Architecture for Public Services
What initially drove the creation of the Silver Ramp was the need for more public parking. Still, the airport also made the smart decision to invest in the Silver Ramp’s public spaces and areas for public transit. The current volume of shuttle and bus traffic is likely to grow, and the Silver Ramp will serve these needs well for decades.

MSP is ranked as roughly the 17th largest airport in the country in terms of passenger volume—with roughly 40 million annual arrivals and departures. There is no dense city next door; instead, a suburban mix of roads, airport support facilities, hotels, and more parking structures extends for miles. Inside the security checkpoints, the venue is advertised as the “Best Airport in North America,” (in terms of size) sporting niche shops, hair salons, top-notch dining, children’s play areas, and an indoor walking path. Yet, post 9-11, there are virtually no public services outside security. MSP’s Metropolitan Airport Commission has a long way to go in extending this vitality into places like the Silver Ramp.

MSP is adding public amenities in both the ticketing and baggage levels of the main terminal, but the work is not complete. Fortunately, the Silver Ramp’s public spaces are designed with the scale and space to accommodate more services in the future; this should be a top priority. This transit project is, in many ways, more beautiful and accommodating than many public buildings, but for now, with few reasons for its use, it is not a place to linger.

The million-dollar question is: Will the Silver Ramp become a true transit hub? Or will it remain just a parking garage with a nice screened facade? Is the vision of bringing multimodal transit to MSP possibly an act of greenwashing, which shallowly legitimates a structure that cost hundreds of millions of dollars, only to be occupied by gas-burning cars in a time of climate crisis?

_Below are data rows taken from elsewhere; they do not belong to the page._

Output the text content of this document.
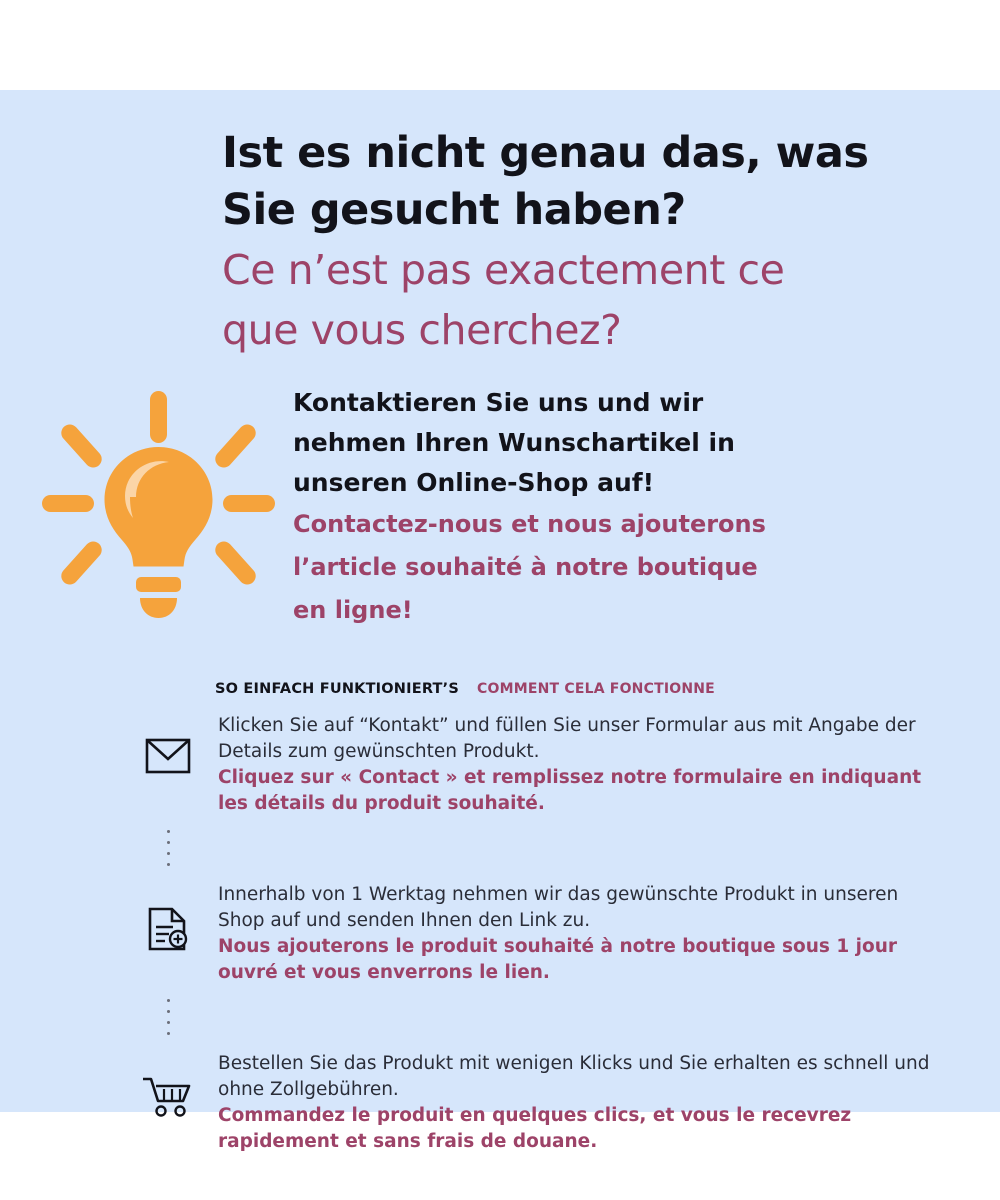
Ist es nicht genau das, was

Sie gesucht haben?

Ce n’est pas exactement ce

que vous cherchez?

Kontaktieren Sie uns und wir

nehmen Ihren Wunschartikel in

unseren Online-Shop auf!

Contactez-nous et nous ajouterons

l’article souhaité à notre boutique

en ligne!

SO EINFACH FUNKTIONIERT’S COMMENT CELA FONCTIONNE

Klicken Sie auf “Kontakt” und füllen Sie unser Formular aus mit Angabe der Details zum gewünschten Produkt.

Cliquez sur « Contact » et remplissez notre formulaire en indiquant les détails du produit souhaité.

Innerhalb von 1 Werktag nehmen wir das gewünschte Produkt in unseren Shop auf und senden Ihnen den Link zu.

Nous ajouterons le produit souhaité à notre boutique sous 1 jour ouvré et vous enverrons le lien.

Bestellen Sie das Produkt mit wenigen Klicks und Sie erhalten es schnell und ohne Zollgebühren.

Commandez le produit en quelques clics, et vous le recevrez rapidement et sans frais de douane.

Time will tell. There are improved waiting areas for shuttles and buses, ample bicycle parking (which goes largely unused today), and, most importantly, a direct connection to the LRT Blue Line, the most heavily used public transit corridor in the region. Improved wayfinding, increased ridership, and commercial activation could transform the Silver Ramp into a prime destination at the airport.

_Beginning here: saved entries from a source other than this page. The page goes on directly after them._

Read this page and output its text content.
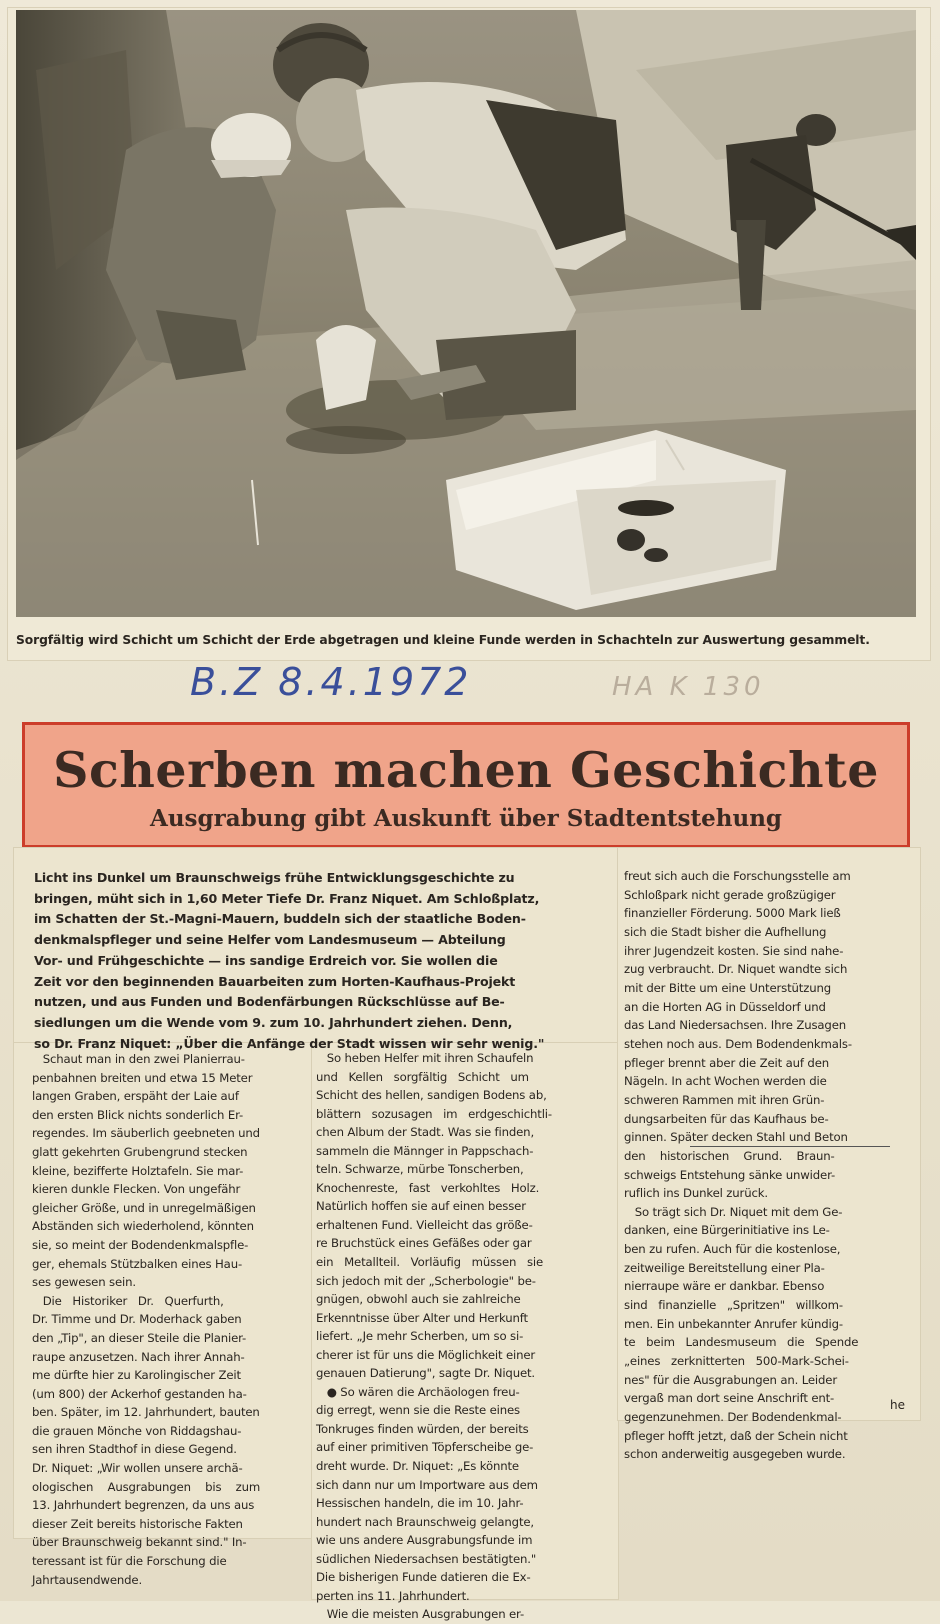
Sorgfältig wird Schicht um Schicht der Erde abgetragen und kleine Funde werden in Schachteln zur Auswertung gesammelt.
B.Z 8.4.1972	HA K 130
Scherben machen Geschichte
Ausgrabung gibt Auskunft über Stadtentstehung
Licht ins Dunkel um Braunschweigs frühe Entwicklungsgeschichte zu
bringen, müht sich in 1,60 Meter Tiefe Dr. Franz Niquet. Am Schloßplatz,
im Schatten der St.-Magni-Mauern, buddeln sich der staatliche Boden-
denkmalspfleger und seine Helfer vom Landesmuseum — Abteilung
Vor- und Frühgeschichte — ins sandige Erdreich vor. Sie wollen die
Zeit vor den beginnenden Bauarbeiten zum Horten-Kaufhaus-Projekt
nutzen, und aus Funden und Bodenfärbungen Rückschlüsse auf Be-
siedlungen um die Wende vom 9. zum 10. Jahrhundert ziehen. Denn,
so Dr. Franz Niquet: „Über die Anfänge der Stadt wissen wir sehr wenig."
Schaut man in den zwei Planierrau-
penbahnen breiten und etwa 15 Meter
langen Graben, erspäht der Laie auf
den ersten Blick nichts sonderlich Er-
regendes. Im säuberlich geebneten und
glatt gekehrten Grubengrund stecken
kleine, bezifferte Holztafeln. Sie mar-
kieren dunkle Flecken. Von ungefähr
gleicher Größe, und in unregelmäßigen
Abständen sich wiederholend, könnten
sie, so meint der Bodendenkmalspfle-
ger, ehemals Stützbalken eines Hau-
ses gewesen sein.
Die   Historiker   Dr.   Querfurth,
Dr. Timme und Dr. Moderhack gaben
den „Tip", an dieser Steile die Planier-
raupe anzusetzen. Nach ihrer Annah-
me dürfte hier zu Karolingischer Zeit
(um 800) der Ackerhof gestanden ha-
ben. Später, im 12. Jahrhundert, bauten
die grauen Mönche von Riddagshau-
sen ihren Stadthof in diese Gegend.
Dr. Niquet: „Wir wollen unsere archä-
ologischen    Ausgrabungen    bis    zum
13. Jahrhundert begrenzen, da uns aus
dieser Zeit bereits historische Fakten
über Braunschweig bekannt sind." In-
teressant ist für die Forschung die
Jahrtausendwende.
So heben Helfer mit ihren Schaufeln
und   Kellen   sorgfältig   Schicht   um
Schicht des hellen, sandigen Bodens ab,
blättern   sozusagen   im   erdgeschichtli-
chen Album der Stadt. Was sie finden,
sammeln die Männger in Pappschach-
teln. Schwarze, mürbe Tonscherben,
Knochenreste,   fast   verkohltes   Holz.
Natürlich hoffen sie auf einen besser
erhaltenen Fund. Vielleicht das größe-
re Bruchstück eines Gefäßes oder gar
ein   Metallteil.   Vorläufig   müssen   sie
sich jedoch mit der „Scherbologie" be-
gnügen, obwohl auch sie zahlreiche
Erkenntnisse über Alter und Herkunft
liefert. „Je mehr Scherben, um so si-
cherer ist für uns die Möglichkeit einer
genauen Datierung", sagte Dr. Niquet.
● So wären die Archäologen freu-
dig erregt, wenn sie die Reste eines
Tonkruges finden würden, der bereits
auf einer primitiven Töpferscheibe ge-
dreht wurde. Dr. Niquet: „Es könnte
sich dann nur um Importware aus dem
Hessischen handeln, die im 10. Jahr-
hundert nach Braunschweig gelangte,
wie uns andere Ausgrabungsfunde im
südlichen Niedersachsen bestätigten."
Die bisherigen Funde datieren die Ex-
perten ins 11. Jahrhundert.
Wie die meisten Ausgrabungen er-
freut sich auch die Forschungsstelle am
Schloßpark nicht gerade großzügiger
finanzieller Förderung. 5000 Mark ließ
sich die Stadt bisher die Aufhellung
ihrer Jugendzeit kosten. Sie sind nahe-
zug verbraucht. Dr. Niquet wandte sich
mit der Bitte um eine Unterstützung
an die Horten AG in Düsseldorf und
das Land Niedersachsen. Ihre Zusagen
stehen noch aus. Dem Bodendenkmals-
pfleger brennt aber die Zeit auf den
Nägeln. In acht Wochen werden die
schweren Rammen mit ihren Grün-
dungsarbeiten für das Kaufhaus be-
ginnen. Später decken Stahl und Beton
den    historischen    Grund.    Braun-
schweigs Entstehung sänke unwider-
ruflich ins Dunkel zurück.
So trägt sich Dr. Niquet mit dem Ge-
danken, eine Bürgerinitiative ins Le-
ben zu rufen. Auch für die kostenlose,
zeitweilige Bereitstellung einer Pla-
nierraupe wäre er dankbar. Ebenso
sind   finanzielle   „Spritzen"   willkom-
men. Ein unbekannter Anrufer kündig-
te   beim   Landesmuseum   die   Spende
„eines   zerknitterten   500-Mark-Schei-
nes" für die Ausgrabungen an. Leider
vergaß man dort seine Anschrift ent-
gegenzunehmen. Der Bodendenkmal-
pfleger hofft jetzt, daß der Schein nicht
schon anderweitig ausgegeben wurde.
he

Design to Visualize New Options
We occupy a particular moment in which we both know the social and environmental tolls of car-based urbanism while, at the same time, public subsidies for driving and road infrastructure are taken as a given, even as said infrastructure crumbles in disrepair.

Innovative transportation architecture can become a tool for change. The collaboration between Miller Dunwiddie and Kimley-Horn resulted in the Silver Ramp, which helps to elevate the experience of making multimodal travel choices. Its spaces show how taking a regional shuttle or public transit can actually be simpler, more efficient, and less stressful than many Midwesterners assumed. America needs more integrated airport transit options. Similar projects that expand car capacity should be required to also serve other modes of transit. We already know that we have the design and engineering professionals who can visualize a more sustainable, equitable, and urbane future—and then build it.

Projects like the Silver Ramp invite a near-future scenario in which transportation is no longer so car-dependent, whether out of cultural change or climate necessity. If and when that happens, Midwestern urban regions will change too, likely becoming denser and more clustered. In that future, travel to the airport might become far easier—with more options and, maybe, fewer ramps.